I was on a run that I had skied a hundred times before. A little line through the trees between Chair 1 and 6 at Loveland. This run empties into a beautiful meadow. It’s a great way to start or end the day.
I should point out that my mother-in-law was in a hospice back in Ohio. She wasn’t always easy on my, but I loved her and it was really stressful to see her in so much pain. I had decided to make a few runs to let off some steam. I called my wife, who was at her side, and told her my plans. She replied that her mom wasn’t doing well and that I should be very careful. I told her not to worry.
There was a foot of fresh and my turns were a little slower that I had expected. Ten turns into my first run, I was thrown off balance and did a forward roll into a tree. I hit the tree with my mid-back and compressed my T6-T10 vertebrae. I then went head first into the tree well. Things went black for a split second, then I started to get my senses back.

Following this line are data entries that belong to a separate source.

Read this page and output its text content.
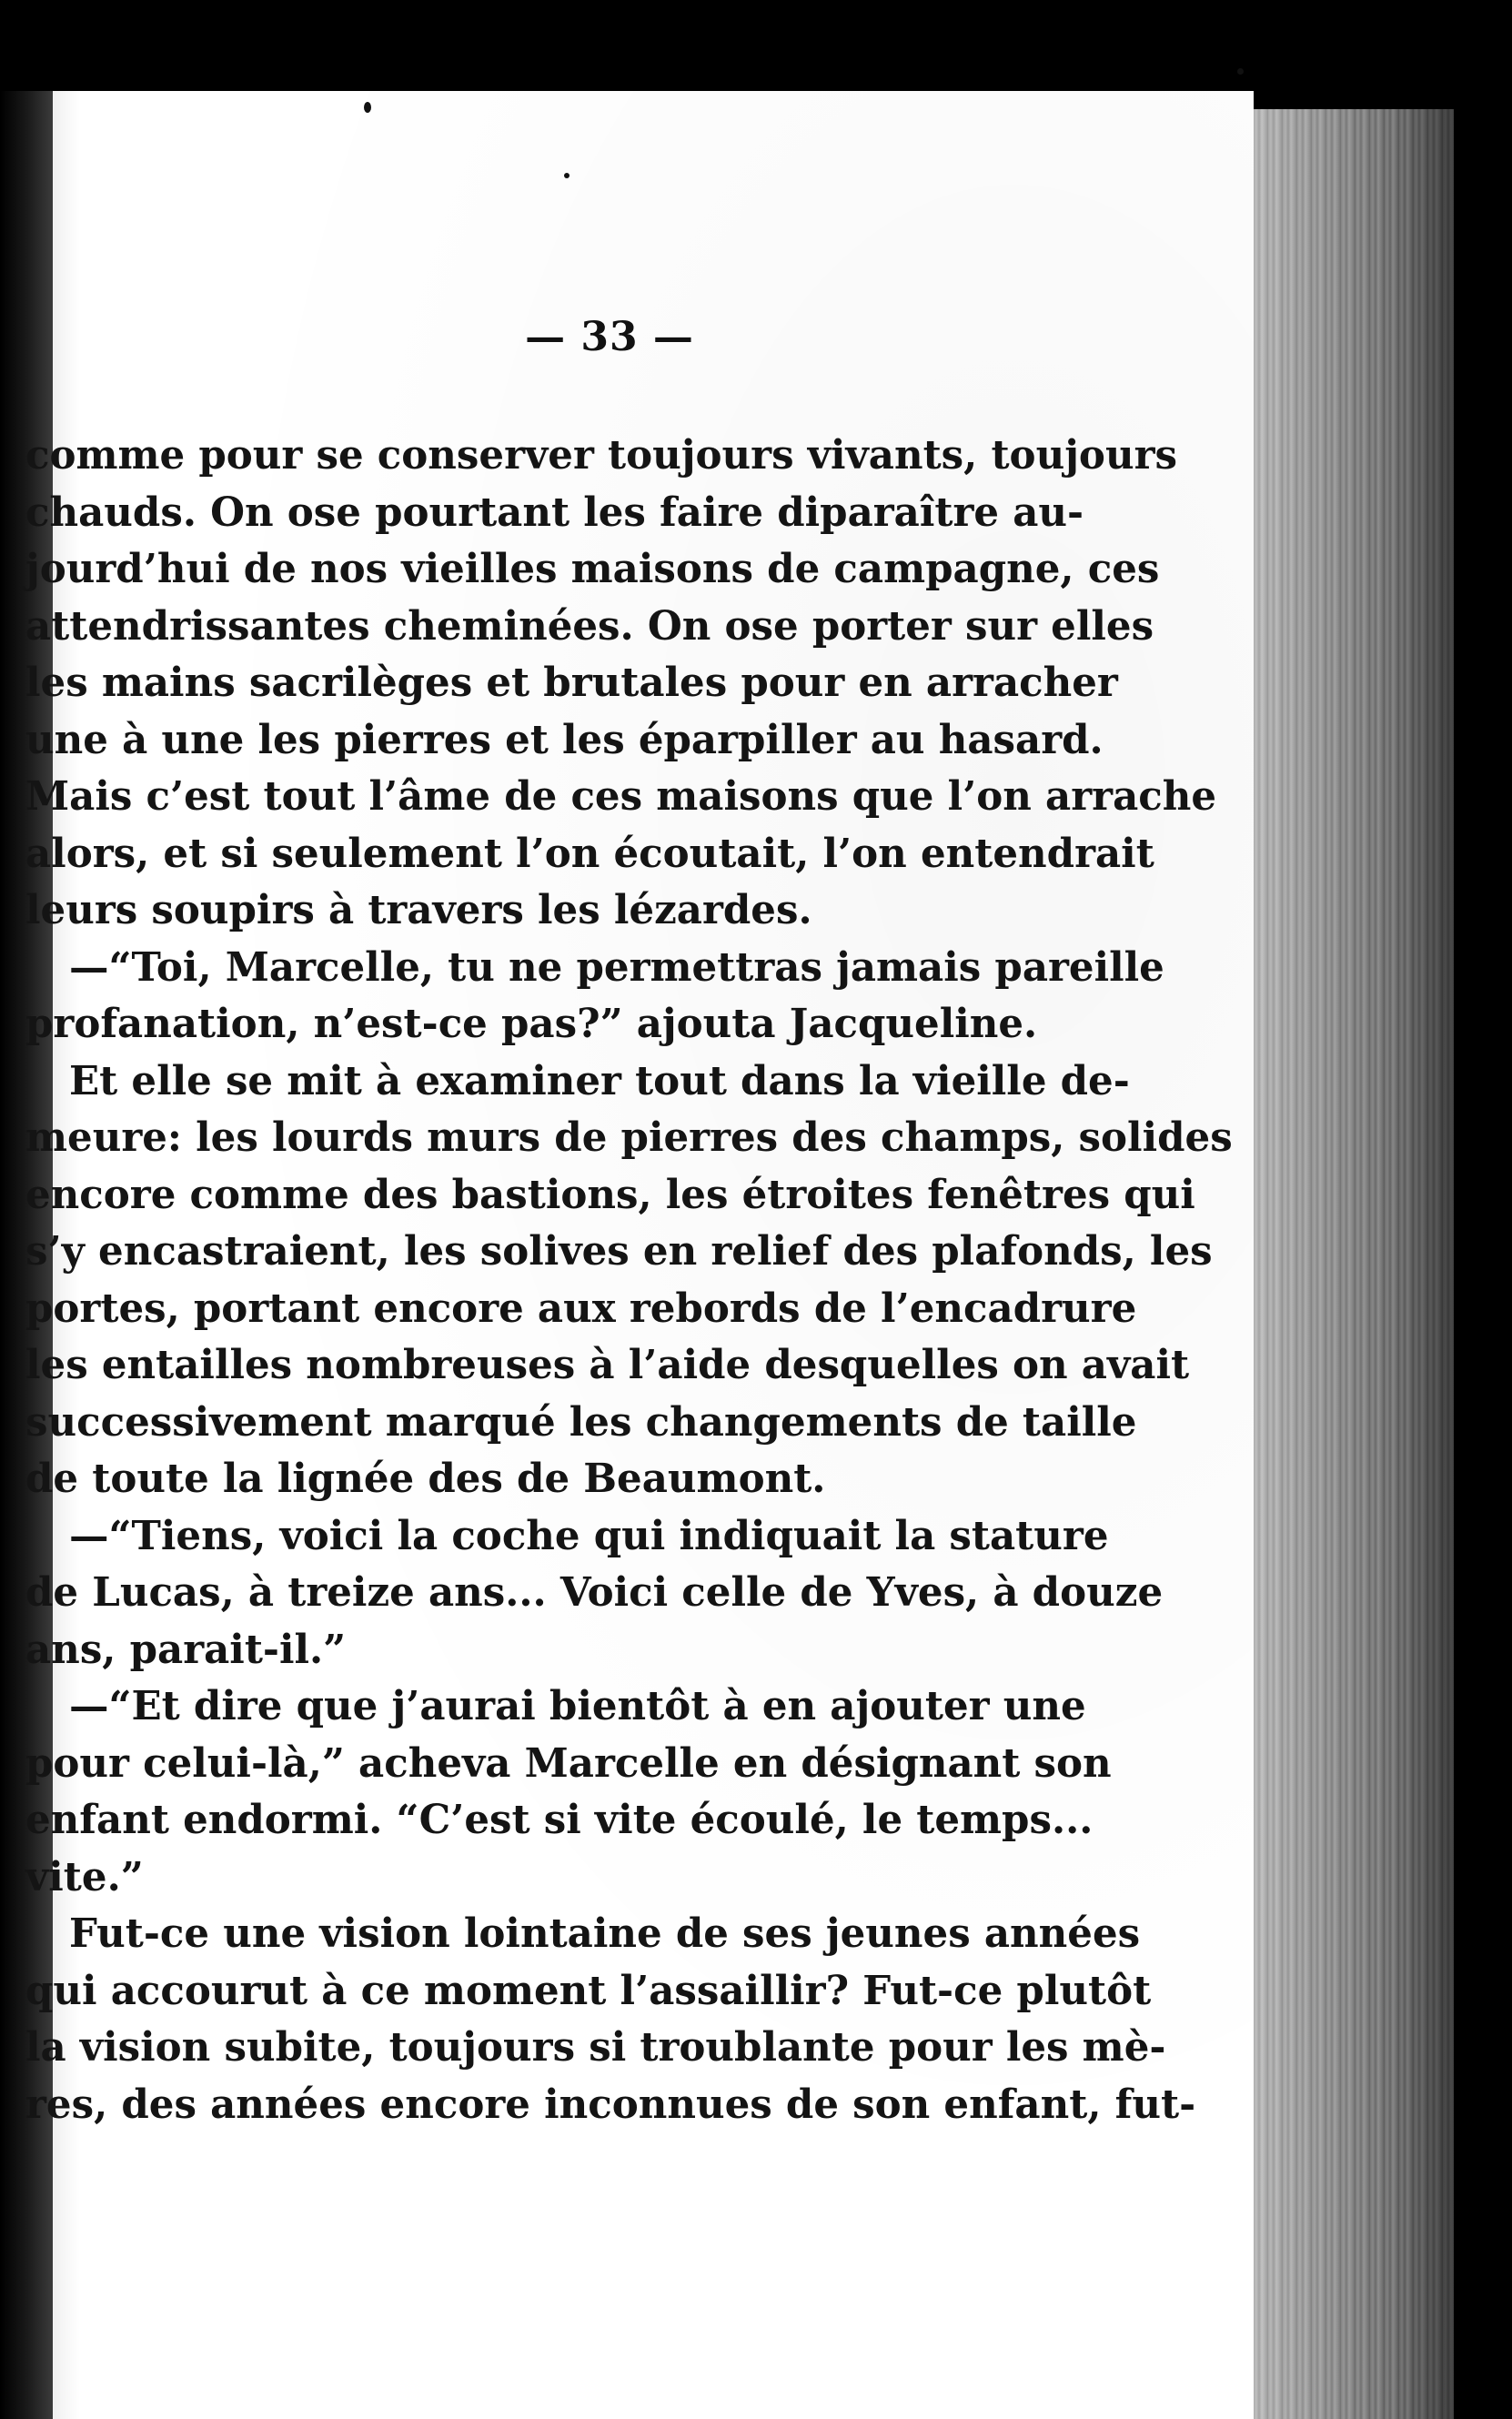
— 33 —
comme pour se conserver toujours vivants, toujours
chauds. On ose pourtant les faire diparaître au-
jourd’hui de nos vieilles maisons de campagne, ces
attendrissantes cheminées. On ose porter sur elles
les mains sacrilèges et brutales pour en arracher
une à une les pierres et les éparpiller au hasard.
Mais c’est tout l’âme de ces maisons que l’on arrache
alors, et si seulement l’on écoutait, l’on entendrait
leurs soupirs à travers les lézardes.
—“Toi, Marcelle, tu ne permettras jamais pareille
profanation, n’est-ce pas?” ajouta Jacqueline.
Et elle se mit à examiner tout dans la vieille de-
meure: les lourds murs de pierres des champs, solides
encore comme des bastions, les étroites fenêtres qui
s’y encastraient, les solives en relief des plafonds, les
portes, portant encore aux rebords de l’encadrure
les entailles nombreuses à l’aide desquelles on avait
successivement marqué les changements de taille
de toute la lignée des de Beaumont.
—“Tiens, voici la coche qui indiquait la stature
de Lucas, à treize ans... Voici celle de Yves, à douze
ans, parait-il.”
—“Et dire que j’aurai bientôt à en ajouter une
pour celui-là,” acheva Marcelle en désignant son
enfant endormi. “C’est si vite écoulé, le temps...
vite.”
Fut-ce une vision lointaine de ses jeunes années
qui accourut à ce moment l’assaillir? Fut-ce plutôt
la vision subite, toujours si troublante pour les mè-
res, des années encore inconnues de son enfant, fut-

I felt like I’d been crammed into that hole by a professional wrestler. I was inverted and facing away from the tree. My skis were above me and they felt like bricks. While I couldn’t move my feet out of the snow, I knew I wasn’t paralyzed. I thought about trying to get my phone out, but…
Then the most amazing thing happened; a voice filled my head. It told me to get the out of there. I just heard “don’t get comfortable!”, then “Go to help!”. And this voice was very persistent. It kept repeating the same thing. I wasn’t alone in that hole. It was like I had a drill instructor in my head, yelling at me, “Get up, get out and get to help!” I wanted to lay down and call the ski patrol on my cell and let them find me. That voice wouldn’t let me. I simply was not an option.

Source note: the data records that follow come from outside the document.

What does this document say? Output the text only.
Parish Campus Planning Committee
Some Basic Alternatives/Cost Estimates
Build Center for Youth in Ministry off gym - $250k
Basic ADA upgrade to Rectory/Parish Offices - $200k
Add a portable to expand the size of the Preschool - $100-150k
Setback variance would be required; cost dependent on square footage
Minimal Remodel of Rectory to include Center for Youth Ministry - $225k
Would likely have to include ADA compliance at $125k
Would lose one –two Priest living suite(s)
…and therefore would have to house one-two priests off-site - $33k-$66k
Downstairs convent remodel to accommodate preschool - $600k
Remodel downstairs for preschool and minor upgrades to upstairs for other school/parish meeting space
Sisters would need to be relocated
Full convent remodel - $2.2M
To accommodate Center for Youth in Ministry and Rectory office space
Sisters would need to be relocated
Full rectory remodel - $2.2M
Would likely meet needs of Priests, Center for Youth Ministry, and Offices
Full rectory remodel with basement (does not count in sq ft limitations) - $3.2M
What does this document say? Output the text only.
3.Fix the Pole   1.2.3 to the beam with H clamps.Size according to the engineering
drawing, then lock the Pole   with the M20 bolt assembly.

The trouble was I was facing away from the tree. I had to shimmy up the tree upside down until I was able to pull myself up using tree branches. It took about ten minutes to get up. And that’s when all the bells and whistles went off. The pain in my back made me see stars. I could tell my back was screwed up. I could feel my feet, but I was really scared. I don’t recall ever being that afraid.
Again, that voice filled my head. “Get Help, Ski Out!” So I did. I didn’t think about the further damage I could do to my spine. I just knew that I needed to get to Ski Patrol ASAP.
I got to the ski patrol around 45 minutes after I struck the tree. I was able to get my skis off and walk in on my own, screaming in pain. They jumped into action and put me on a backboard. immobilizing my head and neck.
One of the patrollers called my wife. “Kim, this is Terry with the Loveland Ski Patrol. We have your husband here, he’s not dead.” to which my wife responded, “My mom just died”. Connie passed when I hit the tree. She has been in my head ever since. I don’t mind the company.